The first concerned the personal privacy of Princess Caroline of Monaco, whose marriage to a German prince has provoked years of unsought publicity, frequently involving personal harassment, in the German press. In 2004 she won a landmark case against Germany for failing to protect her privacy through its courts. The decision provoked outrage in the German press; but German politicians rapidly realised that it was an unsolicited donation to their own personal privacy rights and assured the Council of Ministers that the ruling was being respected.

Princess Caroline then brought fresh proceedings for further invasions of her privacy, which had taken the form of unctuous Hello!-style coverage of her family’s affairs. The German courts refused to give redress against them. That might have been endorsed by Strasbourg but the Grand Chamber took a more radical course: it held that Germany had adjusted its jurisprudence to accord proper respect to private life, so that strong reasons – which were not present here – were now needed if the European court was to upset a national court’s judgment about it.
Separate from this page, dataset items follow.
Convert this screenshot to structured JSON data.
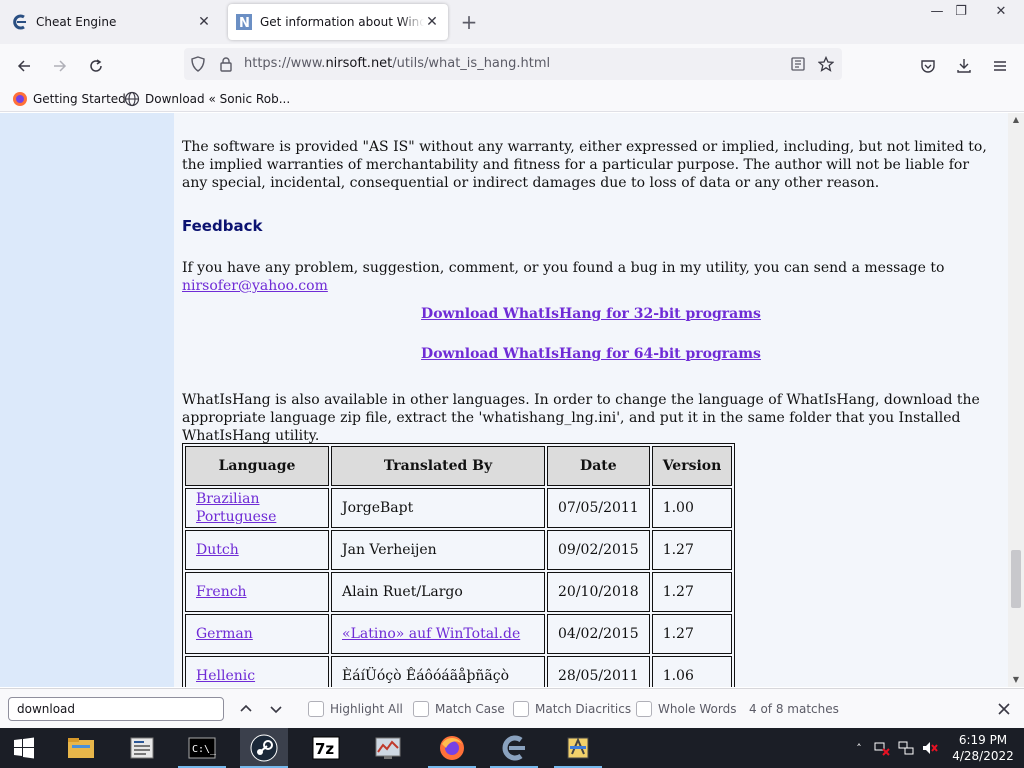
{
  "browser": {
    "tabs": [
      {
        "title": "Cheat Engine",
        "icon": "cheat-engine-icon"
      },
      {
        "title": "Get information about Windows hang",
        "icon": "nirsoft-icon"
      }
    ],
    "url_prefix": "https://www.",
    "url_domain": "nirsoft.net",
    "url_path": "/utils/what_is_hang.html",
    "bookmarks": [
      {
        "label": "Getting Started",
        "icon": "firefox-icon"
      },
      {
        "label": "Download « Sonic Rob...",
        "icon": "globe-icon"
      }
    ]
  },
  "page": {
    "disclaimer": "The software is provided \"AS IS\" without any warranty, either expressed or implied, including, but not limited to, the implied warranties of merchantability and fitness for a particular purpose. The author will not be liable for any special, incidental, consequential or indirect damages due to loss of data or any other reason.",
    "feedback_heading": "Feedback",
    "feedback_text": "If you have any problem, suggestion, comment, or you found a bug in my utility, you can send a message to ",
    "feedback_email": "nirsofer@yahoo.com",
    "download_32": "Download WhatIsHang for 32-bit programs",
    "download_64": "Download WhatIsHang for 64-bit programs",
    "languages_text": "WhatIsHang is also available in other languages. In order to change the language of WhatIsHang, download the appropriate language zip file, extract the 'whatishang_lng.ini', and put it in the same folder that you Installed WhatIsHang utility.",
    "table_headers": [
      "Language",
      "Translated By",
      "Date",
      "Version"
    ],
    "table_rows": [
      {
        "language": "Brazilian Portuguese",
        "translator": "JorgeBapt",
        "translator_link": false,
        "date": "07/05/2011",
        "version": "1.00"
      },
      {
        "language": "Dutch",
        "translator": "Jan Verheijen",
        "translator_link": false,
        "date": "09/02/2015",
        "version": "1.27"
      },
      {
        "language": "French",
        "translator": "Alain Ruet/Largo",
        "translator_link": false,
        "date": "20/10/2018",
        "version": "1.27"
      },
      {
        "language": "German",
        "translator": "«Latino» auf WinTotal.de",
        "translator_link": true,
        "date": "04/02/2015",
        "version": "1.27"
      },
      {
        "language": "Hellenic",
        "translator": "ÈáíÜóçò Êáôóáãåþñãçò",
        "translator_link": false,
        "date": "28/05/2011",
        "version": "1.06"
      }
    ]
  },
  "findbar": {
    "query": "download",
    "highlight_all": "Highlight All",
    "match_case": "Match Case",
    "match_diacritics": "Match Diacritics",
    "whole_words": "Whole Words",
    "matches": "4 of 8 matches"
  },
  "taskbar": {
    "apps": [
      "windows-start-icon",
      "file-explorer-icon",
      "server-manager-icon",
      "command-prompt-icon",
      "steam-icon",
      "7zip-icon",
      "performance-monitor-icon",
      "firefox-icon",
      "cheat-engine-icon",
      "app-icon"
    ],
    "time": "6:19 PM",
    "date": "4/28/2022"
  },
  "colors": {
    "link": "#6f2bd6",
    "heading": "#0b1270",
    "left_pane": "#dce9fa",
    "content_bg": "#f3f6fb",
    "taskbar": "#1b1e26"
  }
}
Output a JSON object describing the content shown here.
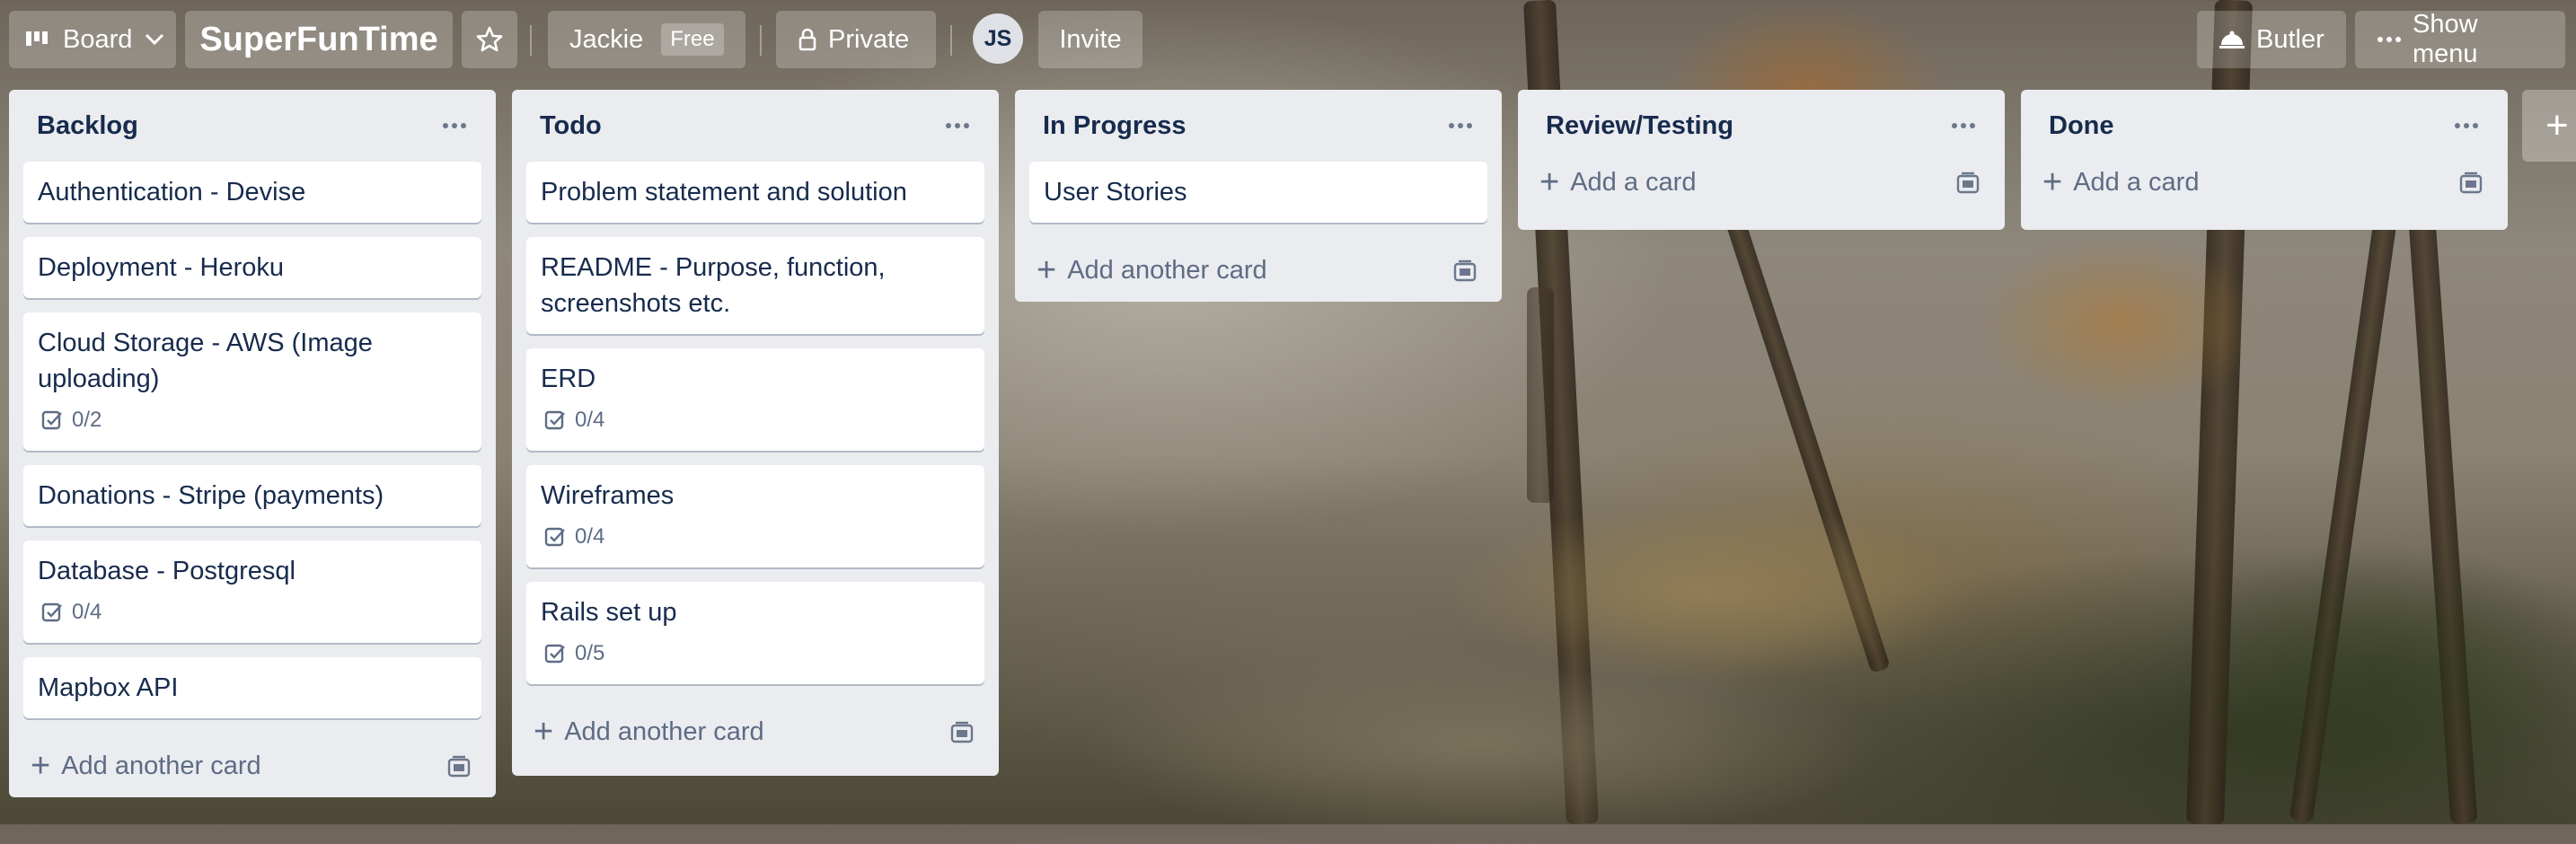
{
  "header": {
    "board_switcher_label": "Board",
    "board_title": "SuperFunTime",
    "workspace_label": "Jackie",
    "workspace_badge": "Free",
    "visibility_label": "Private",
    "avatar_initials": "JS",
    "invite_label": "Invite",
    "butler_label": "Butler",
    "show_menu_label": "Show menu"
  },
  "lists": [
    {
      "title": "Backlog",
      "add_label": "Add another card",
      "cards": [
        {
          "title": "Authentication - Devise"
        },
        {
          "title": "Deployment - Heroku"
        },
        {
          "title": "Cloud Storage - AWS (Image uploading)",
          "checklist": "0/2"
        },
        {
          "title": "Donations - Stripe (payments)"
        },
        {
          "title": "Database - Postgresql",
          "checklist": "0/4"
        },
        {
          "title": "Mapbox API"
        }
      ]
    },
    {
      "title": "Todo",
      "add_label": "Add another card",
      "cards": [
        {
          "title": "Problem statement and solution"
        },
        {
          "title": "README - Purpose, function, screenshots etc."
        },
        {
          "title": "ERD",
          "checklist": "0/4"
        },
        {
          "title": "Wireframes",
          "checklist": "0/4"
        },
        {
          "title": "Rails set up",
          "checklist": "0/5"
        }
      ]
    },
    {
      "title": "In Progress",
      "add_label": "Add another card",
      "cards": [
        {
          "title": "User Stories"
        }
      ]
    },
    {
      "title": "Review/Testing",
      "add_label": "Add a card",
      "cards": []
    },
    {
      "title": "Done",
      "add_label": "Add a card",
      "cards": []
    }
  ],
  "icons": {
    "board": "board-icon",
    "chevron": "chevron-down-icon",
    "star": "star-icon",
    "lock": "lock-icon",
    "butler": "butler-icon",
    "more": "ellipsis-icon",
    "plus": "plus-icon",
    "template": "card-template-icon",
    "checklist": "checklist-icon"
  }
}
Still more interestingly, the Grand Chamber on the same day handed down a judgment in favour of the Axel Springer press empire, which had been forbidden by injunction to report the arrest on a minor drugs charge of an actor known for his role as a TV police inspector. The case, which was decided under Art 10 (the freedom of expression provision), set out a checklist of relevant factors and concluded that, despite the contrary view of the national courts, they did not here add up to a proportionate interference with free expression.

One listened for the sound of trumpets in the British media, but there was none.